Beyond weight measurement, strain gauges paired with Wheatstone bridges are utilized in various applications, including pressure measurements, displacement, and acceleration measurements. In pressure measurements, strain gauges are affixed to a flexible diaphragm that stretches with applied pressure. The degree of flexing corresponds to the pressure and results in a small, measurable resistance change.
Bridge Circuits and Related Terms
Balanced Bridge: A bridge circuit in a state where there is zero voltage across the bridge, indicating equilibrium.
Bleeder Current: The residual current left after subtracting the total load current from the overall current into the circuit.
Load Current: The current supplied to a load, represents the output current of a circuit.
Loading: The impact on a circuit when an element drawing current is connected across the output terminals.
Maximum Power Transfer: The condition where maximum power transfers from the source to the load, occurring when the load resistance equals the source resistance.
Superposition: A method for analyzing circuits with multiple sources by examining the effects of each source individually and then combining these effects.
Terminal Equivalency: The situation where two circuits produce the same load voltage and load current when the same load resistance is connected to either circuit.

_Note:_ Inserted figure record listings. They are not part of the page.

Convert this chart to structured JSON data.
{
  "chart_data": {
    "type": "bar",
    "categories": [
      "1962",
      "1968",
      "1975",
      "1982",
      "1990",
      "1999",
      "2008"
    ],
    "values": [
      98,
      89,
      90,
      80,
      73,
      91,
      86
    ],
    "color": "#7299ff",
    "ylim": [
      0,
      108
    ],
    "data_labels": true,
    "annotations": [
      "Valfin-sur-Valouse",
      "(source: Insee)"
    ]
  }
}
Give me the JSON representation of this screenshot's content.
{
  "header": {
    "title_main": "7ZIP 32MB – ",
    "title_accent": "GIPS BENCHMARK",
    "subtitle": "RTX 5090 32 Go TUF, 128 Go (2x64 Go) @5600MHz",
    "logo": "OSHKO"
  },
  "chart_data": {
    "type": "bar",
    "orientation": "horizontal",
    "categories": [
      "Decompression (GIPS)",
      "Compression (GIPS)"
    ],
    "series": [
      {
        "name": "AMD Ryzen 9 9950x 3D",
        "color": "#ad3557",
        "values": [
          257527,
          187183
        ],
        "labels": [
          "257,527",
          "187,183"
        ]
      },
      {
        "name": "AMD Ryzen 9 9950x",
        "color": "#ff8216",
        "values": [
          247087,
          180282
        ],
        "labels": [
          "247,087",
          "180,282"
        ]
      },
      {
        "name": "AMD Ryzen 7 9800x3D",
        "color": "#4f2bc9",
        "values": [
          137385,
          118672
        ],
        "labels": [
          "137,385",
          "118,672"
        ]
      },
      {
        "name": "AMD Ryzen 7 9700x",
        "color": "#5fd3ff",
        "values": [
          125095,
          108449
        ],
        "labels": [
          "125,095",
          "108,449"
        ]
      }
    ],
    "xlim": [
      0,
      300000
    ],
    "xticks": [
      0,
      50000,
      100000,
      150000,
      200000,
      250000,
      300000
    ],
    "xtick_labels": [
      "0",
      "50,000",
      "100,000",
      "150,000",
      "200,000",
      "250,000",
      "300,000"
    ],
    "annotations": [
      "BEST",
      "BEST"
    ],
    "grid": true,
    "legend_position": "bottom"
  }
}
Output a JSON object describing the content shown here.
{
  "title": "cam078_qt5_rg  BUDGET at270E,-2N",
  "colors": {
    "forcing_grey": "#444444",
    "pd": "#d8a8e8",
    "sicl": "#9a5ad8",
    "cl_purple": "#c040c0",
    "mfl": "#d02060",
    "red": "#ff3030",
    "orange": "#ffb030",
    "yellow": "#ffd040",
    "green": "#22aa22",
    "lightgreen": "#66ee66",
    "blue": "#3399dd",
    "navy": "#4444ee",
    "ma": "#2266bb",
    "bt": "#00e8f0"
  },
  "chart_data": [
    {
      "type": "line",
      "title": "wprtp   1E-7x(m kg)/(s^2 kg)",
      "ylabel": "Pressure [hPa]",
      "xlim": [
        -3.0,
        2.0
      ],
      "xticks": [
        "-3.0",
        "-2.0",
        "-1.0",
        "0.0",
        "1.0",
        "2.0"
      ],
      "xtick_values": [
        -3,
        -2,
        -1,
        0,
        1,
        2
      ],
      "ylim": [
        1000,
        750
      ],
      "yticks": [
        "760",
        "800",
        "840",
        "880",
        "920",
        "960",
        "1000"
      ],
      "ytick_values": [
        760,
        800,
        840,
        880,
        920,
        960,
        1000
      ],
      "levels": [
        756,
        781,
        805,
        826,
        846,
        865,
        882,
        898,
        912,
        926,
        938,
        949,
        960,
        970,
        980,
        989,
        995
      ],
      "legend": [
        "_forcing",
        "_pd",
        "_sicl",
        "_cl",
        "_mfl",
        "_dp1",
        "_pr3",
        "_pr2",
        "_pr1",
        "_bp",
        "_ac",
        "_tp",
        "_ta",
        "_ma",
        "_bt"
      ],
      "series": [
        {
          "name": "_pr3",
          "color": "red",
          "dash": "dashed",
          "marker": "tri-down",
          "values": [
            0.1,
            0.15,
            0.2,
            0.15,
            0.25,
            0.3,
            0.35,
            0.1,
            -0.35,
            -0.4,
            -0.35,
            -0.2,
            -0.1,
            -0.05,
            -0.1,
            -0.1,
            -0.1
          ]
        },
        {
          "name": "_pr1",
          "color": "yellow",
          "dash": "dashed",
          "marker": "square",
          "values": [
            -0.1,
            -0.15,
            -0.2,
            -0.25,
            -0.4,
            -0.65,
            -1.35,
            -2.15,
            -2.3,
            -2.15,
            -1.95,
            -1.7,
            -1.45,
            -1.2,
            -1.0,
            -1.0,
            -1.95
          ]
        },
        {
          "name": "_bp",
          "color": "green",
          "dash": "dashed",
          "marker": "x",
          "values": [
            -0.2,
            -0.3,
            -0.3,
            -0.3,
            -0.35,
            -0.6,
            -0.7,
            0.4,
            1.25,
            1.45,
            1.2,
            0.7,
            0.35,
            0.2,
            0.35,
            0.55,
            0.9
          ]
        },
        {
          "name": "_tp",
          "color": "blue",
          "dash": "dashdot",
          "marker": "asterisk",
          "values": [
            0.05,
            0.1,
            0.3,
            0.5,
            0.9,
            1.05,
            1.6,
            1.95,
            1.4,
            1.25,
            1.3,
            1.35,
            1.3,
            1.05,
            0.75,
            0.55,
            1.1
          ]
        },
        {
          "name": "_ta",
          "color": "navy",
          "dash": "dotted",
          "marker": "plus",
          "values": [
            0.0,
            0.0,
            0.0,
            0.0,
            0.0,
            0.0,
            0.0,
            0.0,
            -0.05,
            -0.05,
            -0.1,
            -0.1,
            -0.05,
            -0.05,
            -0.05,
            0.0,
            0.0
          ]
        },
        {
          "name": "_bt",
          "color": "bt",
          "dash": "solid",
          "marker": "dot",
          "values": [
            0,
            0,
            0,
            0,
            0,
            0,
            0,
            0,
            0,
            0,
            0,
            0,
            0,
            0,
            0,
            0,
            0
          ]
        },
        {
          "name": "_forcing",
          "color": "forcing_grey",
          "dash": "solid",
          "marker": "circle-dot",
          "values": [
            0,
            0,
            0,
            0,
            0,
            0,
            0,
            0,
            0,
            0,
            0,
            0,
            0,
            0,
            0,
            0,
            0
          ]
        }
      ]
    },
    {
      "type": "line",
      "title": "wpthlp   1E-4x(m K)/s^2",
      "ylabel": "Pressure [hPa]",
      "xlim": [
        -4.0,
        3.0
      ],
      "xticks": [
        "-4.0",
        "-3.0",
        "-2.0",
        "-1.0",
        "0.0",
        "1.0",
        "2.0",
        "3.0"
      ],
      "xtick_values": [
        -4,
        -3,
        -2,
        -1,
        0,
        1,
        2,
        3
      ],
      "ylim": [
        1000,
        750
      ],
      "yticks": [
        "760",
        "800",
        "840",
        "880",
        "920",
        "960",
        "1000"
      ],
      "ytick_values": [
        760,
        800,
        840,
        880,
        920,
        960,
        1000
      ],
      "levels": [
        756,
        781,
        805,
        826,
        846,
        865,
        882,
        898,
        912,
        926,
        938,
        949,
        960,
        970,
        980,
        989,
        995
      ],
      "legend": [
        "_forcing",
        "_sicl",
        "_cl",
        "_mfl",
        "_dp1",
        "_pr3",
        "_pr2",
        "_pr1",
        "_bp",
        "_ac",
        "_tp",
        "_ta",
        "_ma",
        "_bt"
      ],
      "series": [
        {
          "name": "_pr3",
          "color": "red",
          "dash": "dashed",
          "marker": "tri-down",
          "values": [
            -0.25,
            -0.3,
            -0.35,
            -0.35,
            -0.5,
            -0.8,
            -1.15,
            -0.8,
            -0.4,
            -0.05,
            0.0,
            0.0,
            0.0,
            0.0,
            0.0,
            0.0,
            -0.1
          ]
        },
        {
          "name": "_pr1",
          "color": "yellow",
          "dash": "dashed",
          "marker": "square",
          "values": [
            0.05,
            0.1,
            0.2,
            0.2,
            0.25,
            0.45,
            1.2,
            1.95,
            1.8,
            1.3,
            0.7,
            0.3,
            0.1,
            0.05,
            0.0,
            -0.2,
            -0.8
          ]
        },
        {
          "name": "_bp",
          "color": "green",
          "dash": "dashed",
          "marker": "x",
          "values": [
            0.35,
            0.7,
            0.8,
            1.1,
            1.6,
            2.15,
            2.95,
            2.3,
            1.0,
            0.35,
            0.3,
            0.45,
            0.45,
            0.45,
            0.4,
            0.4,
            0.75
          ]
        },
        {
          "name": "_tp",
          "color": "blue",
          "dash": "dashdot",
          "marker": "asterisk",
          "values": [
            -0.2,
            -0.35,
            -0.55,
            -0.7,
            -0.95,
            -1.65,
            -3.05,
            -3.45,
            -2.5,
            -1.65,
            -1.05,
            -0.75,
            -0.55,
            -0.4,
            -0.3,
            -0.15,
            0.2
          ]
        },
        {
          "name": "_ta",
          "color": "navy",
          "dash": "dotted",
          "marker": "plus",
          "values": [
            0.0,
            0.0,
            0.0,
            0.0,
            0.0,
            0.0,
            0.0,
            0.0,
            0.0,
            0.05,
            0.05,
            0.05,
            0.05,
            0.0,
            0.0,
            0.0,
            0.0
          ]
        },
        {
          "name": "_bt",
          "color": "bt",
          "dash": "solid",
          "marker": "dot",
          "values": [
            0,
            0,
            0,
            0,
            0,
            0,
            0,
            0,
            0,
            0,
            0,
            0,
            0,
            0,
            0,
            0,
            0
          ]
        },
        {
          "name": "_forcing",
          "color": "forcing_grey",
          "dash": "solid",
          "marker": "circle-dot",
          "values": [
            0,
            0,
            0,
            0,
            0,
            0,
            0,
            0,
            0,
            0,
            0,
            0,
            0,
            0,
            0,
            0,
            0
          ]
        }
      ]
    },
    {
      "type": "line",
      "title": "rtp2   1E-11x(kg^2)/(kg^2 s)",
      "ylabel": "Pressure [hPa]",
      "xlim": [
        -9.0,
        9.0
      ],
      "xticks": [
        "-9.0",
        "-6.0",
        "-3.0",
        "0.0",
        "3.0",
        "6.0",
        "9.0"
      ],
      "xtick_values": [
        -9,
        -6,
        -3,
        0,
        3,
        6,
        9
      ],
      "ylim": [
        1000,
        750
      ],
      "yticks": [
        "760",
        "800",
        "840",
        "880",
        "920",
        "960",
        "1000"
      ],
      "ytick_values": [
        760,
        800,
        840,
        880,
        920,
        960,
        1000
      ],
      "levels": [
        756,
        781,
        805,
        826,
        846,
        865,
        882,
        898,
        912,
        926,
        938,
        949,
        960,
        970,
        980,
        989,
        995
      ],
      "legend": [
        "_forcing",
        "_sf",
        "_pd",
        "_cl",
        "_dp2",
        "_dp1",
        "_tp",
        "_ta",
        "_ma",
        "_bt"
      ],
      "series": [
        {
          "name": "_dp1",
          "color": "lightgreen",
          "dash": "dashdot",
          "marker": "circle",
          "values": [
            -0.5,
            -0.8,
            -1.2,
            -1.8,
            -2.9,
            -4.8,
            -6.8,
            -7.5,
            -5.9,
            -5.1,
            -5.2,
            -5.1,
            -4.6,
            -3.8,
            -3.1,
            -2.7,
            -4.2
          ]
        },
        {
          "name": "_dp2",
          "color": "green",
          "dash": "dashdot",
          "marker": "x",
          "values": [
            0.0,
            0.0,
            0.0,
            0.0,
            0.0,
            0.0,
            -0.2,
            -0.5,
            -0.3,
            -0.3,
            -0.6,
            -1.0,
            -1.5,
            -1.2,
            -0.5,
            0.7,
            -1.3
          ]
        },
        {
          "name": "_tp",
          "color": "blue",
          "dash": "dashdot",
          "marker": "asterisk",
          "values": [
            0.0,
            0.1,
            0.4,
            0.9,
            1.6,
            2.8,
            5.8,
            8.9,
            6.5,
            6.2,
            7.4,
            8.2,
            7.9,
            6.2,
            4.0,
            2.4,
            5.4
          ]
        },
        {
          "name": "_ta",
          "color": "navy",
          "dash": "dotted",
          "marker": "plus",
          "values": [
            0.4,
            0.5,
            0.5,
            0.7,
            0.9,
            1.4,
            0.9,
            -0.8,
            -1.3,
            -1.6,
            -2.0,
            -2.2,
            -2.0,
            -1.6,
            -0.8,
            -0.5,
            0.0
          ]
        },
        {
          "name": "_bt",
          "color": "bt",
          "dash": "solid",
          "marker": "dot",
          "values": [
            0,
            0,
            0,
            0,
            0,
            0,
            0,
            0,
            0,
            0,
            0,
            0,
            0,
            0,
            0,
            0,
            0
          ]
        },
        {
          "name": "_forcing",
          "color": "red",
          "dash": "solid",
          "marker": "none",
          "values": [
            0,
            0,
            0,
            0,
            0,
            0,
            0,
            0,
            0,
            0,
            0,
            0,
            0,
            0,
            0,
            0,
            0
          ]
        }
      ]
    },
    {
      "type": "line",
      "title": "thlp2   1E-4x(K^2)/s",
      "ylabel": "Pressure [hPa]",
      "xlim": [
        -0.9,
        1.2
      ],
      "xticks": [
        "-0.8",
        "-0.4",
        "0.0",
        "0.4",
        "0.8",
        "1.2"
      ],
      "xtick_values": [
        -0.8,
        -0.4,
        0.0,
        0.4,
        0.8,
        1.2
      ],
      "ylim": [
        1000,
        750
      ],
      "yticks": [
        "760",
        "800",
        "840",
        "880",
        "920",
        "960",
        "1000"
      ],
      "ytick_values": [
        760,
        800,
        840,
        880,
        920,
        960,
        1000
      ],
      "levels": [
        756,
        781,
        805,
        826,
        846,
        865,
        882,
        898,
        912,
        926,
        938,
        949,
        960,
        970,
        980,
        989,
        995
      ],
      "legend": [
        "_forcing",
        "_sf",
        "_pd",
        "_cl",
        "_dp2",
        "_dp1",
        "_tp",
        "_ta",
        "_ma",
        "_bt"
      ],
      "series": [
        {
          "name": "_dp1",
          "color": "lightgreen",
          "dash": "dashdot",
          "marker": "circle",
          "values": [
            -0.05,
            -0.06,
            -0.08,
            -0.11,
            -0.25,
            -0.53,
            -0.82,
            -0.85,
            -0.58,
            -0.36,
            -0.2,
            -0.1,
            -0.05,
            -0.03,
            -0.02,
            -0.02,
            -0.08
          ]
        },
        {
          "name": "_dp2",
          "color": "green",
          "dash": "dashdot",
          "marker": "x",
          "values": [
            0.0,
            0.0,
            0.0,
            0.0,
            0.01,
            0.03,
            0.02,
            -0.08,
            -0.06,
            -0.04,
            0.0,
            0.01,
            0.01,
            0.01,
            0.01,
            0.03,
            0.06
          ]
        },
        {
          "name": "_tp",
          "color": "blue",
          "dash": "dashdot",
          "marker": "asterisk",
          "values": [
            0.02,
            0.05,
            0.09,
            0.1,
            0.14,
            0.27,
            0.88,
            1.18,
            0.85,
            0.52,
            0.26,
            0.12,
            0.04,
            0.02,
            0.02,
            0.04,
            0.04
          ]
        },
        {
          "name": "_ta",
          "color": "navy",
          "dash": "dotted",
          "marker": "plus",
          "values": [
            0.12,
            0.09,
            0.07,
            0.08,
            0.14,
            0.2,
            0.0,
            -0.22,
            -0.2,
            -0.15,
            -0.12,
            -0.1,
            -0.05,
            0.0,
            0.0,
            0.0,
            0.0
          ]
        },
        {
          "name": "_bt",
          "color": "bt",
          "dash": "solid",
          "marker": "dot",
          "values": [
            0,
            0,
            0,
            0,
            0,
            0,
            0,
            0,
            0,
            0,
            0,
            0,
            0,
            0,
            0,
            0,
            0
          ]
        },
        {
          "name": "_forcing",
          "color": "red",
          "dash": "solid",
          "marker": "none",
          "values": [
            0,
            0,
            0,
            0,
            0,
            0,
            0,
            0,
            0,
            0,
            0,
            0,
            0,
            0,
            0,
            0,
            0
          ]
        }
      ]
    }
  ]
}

Thevenin’s Theorem: A circuit theorem allowing the reduction of any two-terminal resistive circuit to a single equivalent voltage source in series with an equivalent resistance.
Unbalanced Bridge: A bridge circuit in a state of imbalance, indicated by a voltage across the bridge proportional to the deviation from the balanced state.
Wheatstone Bridge: A 4-legged bridge circuit used for accurately measuring unknown resistances in a balanced state, and for measuring deviations in resistance in an unbalanced state.